Going back to our example of the AI slop infographic: having the student write out the mechanism of action of the drug by hand, with explanations of why certain biological processes happen the way they do, ensures we are reinforcing the correct information.
When students make it to clinical rotations, the stakes change completely: an AI hallucination turns from a bad grade to a patient safety event. Preceptors must enforce a strict “chain of custody” for information that students provide.
A rule such as the “Primary Source Mandate” could establish that a clinical recommendation cannot be voiced unless a student has seen the primary source of information with their own eyes. Ask the student, “Did you read that in a summary, or did you read the study?” If they had only read a summary, the answer is inadmissible. This teaches that an AI insight needs to be confirmed with primary literature, or at the very least, a tertiary database (such as Lexicomp for information on a specific drug).
Students would also benefit from an increased focus on explaining the logic behind a response rather than just the answer itself. If AI is used blindly, they may have a recommendation without understanding the underlying physiology or literature knowledge. Exposing this gap reinforces that understanding is more important than retrieval.

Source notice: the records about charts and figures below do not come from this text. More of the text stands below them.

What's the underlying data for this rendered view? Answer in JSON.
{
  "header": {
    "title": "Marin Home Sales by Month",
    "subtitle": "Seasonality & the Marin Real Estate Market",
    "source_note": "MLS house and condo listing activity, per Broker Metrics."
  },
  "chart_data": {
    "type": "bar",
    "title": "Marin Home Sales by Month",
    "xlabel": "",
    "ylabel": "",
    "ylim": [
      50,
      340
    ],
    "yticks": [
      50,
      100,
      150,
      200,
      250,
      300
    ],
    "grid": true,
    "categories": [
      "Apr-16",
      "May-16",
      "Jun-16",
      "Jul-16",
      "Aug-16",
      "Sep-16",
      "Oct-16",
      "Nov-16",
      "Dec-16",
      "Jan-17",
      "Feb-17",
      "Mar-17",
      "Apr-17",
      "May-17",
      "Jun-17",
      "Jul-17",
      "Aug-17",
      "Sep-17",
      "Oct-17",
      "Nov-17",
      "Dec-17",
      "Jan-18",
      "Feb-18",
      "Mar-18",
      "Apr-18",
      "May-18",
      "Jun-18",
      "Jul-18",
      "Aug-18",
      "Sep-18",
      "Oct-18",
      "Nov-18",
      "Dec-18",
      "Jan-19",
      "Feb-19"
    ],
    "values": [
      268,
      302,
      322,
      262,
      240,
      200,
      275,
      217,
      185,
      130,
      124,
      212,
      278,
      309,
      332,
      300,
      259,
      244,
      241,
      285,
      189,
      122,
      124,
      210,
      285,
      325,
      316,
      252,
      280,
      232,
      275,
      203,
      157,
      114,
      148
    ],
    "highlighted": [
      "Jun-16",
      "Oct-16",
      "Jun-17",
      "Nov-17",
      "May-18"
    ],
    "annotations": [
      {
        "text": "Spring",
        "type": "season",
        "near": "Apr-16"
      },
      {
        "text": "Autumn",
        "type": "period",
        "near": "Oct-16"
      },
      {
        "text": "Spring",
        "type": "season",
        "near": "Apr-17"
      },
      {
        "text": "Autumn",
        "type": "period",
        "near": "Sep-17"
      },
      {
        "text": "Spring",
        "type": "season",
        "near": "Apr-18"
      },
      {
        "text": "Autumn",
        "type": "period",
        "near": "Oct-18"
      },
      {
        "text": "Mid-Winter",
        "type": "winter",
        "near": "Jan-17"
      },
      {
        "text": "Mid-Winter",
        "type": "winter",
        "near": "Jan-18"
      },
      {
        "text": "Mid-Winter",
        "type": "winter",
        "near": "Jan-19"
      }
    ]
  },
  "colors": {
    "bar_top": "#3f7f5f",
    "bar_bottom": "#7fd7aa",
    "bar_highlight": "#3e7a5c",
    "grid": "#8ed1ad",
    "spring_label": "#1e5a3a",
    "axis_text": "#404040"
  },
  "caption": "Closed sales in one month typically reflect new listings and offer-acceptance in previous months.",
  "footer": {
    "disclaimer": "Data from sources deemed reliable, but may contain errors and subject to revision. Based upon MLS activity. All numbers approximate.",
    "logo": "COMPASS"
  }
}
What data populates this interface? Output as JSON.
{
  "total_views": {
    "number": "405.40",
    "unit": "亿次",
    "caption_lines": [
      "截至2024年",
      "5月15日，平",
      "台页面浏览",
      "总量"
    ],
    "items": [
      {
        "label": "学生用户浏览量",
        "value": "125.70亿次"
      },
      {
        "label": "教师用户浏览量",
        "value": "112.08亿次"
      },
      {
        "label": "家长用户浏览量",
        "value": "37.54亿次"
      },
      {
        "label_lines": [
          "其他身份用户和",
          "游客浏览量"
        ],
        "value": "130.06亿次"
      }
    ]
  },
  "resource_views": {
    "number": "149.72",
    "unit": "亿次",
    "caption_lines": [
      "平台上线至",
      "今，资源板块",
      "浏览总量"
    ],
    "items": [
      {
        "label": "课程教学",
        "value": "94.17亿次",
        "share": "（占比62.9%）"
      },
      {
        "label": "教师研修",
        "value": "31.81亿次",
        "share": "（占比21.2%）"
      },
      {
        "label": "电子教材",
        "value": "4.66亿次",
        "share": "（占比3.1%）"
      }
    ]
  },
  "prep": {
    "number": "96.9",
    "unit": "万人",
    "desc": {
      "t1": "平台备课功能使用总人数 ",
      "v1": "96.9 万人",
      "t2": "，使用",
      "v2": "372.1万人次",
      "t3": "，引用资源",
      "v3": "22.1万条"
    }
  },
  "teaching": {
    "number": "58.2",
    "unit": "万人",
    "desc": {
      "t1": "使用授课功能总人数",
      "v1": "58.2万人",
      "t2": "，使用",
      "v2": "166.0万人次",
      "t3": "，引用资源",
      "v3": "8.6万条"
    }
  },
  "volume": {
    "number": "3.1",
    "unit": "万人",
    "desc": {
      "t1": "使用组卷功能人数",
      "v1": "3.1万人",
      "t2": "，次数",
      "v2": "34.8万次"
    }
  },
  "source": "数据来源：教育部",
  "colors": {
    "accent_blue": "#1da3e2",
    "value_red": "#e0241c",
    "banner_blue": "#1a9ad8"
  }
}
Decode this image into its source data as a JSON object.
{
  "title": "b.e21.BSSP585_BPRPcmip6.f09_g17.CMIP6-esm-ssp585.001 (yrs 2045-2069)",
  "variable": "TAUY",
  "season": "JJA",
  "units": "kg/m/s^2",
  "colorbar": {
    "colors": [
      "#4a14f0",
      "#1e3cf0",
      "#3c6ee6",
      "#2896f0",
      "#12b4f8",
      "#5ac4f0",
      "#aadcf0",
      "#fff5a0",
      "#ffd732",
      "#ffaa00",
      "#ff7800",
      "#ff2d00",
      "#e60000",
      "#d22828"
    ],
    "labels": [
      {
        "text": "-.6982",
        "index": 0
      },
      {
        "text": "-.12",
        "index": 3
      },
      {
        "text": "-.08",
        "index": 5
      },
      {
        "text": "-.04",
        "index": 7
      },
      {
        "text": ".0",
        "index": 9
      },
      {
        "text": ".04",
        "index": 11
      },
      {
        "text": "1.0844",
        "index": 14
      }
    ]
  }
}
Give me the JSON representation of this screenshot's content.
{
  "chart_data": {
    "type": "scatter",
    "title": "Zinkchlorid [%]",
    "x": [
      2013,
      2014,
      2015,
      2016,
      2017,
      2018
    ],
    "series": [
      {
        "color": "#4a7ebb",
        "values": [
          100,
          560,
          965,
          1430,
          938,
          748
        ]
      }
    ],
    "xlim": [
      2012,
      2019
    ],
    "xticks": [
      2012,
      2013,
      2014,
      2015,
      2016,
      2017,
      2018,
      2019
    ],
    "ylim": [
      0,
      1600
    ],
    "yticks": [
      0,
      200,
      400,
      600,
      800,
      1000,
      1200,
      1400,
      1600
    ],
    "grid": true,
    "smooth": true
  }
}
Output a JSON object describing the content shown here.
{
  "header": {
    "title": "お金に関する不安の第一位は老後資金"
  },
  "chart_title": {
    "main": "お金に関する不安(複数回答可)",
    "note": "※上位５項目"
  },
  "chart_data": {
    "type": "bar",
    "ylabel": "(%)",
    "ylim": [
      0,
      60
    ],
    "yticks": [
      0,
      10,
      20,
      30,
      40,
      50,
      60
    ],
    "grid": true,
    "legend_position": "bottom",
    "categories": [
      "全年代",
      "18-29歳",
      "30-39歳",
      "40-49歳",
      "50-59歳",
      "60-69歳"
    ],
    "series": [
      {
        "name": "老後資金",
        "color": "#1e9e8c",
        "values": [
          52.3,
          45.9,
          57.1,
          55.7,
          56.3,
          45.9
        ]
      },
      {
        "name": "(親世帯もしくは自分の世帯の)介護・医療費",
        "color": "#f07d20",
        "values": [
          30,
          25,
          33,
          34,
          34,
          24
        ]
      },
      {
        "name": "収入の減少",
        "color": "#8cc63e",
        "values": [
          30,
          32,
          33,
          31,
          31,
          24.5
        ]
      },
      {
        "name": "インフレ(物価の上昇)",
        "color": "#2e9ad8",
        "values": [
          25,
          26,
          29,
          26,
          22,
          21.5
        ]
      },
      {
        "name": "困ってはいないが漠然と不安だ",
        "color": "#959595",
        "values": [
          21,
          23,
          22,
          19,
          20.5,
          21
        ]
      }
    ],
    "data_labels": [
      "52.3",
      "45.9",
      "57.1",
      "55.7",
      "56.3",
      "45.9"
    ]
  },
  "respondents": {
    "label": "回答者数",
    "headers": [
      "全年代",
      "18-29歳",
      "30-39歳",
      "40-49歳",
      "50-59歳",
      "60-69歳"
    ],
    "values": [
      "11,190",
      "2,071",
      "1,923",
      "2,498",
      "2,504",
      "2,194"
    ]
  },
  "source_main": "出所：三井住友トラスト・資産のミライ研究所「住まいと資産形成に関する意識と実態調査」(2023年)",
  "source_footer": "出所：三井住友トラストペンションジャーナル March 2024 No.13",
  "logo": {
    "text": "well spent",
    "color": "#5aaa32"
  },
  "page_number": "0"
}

A New Mental Model: “Trust is Earned, Not Generated”
Ultimately, to ensure we are graduating competent clinicians, we must teach our students epistemic vigilance.
Students must understand that generative AI sounds confident, even when it is wrong. The solution is to instill a hypervigilance on verifying the AI output and linking it to concrete understanding from the real world.
We are graduating the first generation of clinicians who will practice alongside synthetic intelligence. As preceptors or instructors, our job is to ensure they remain the masters of that intelligence rather than its passive consumers.
The future of patient care depends on getting this right.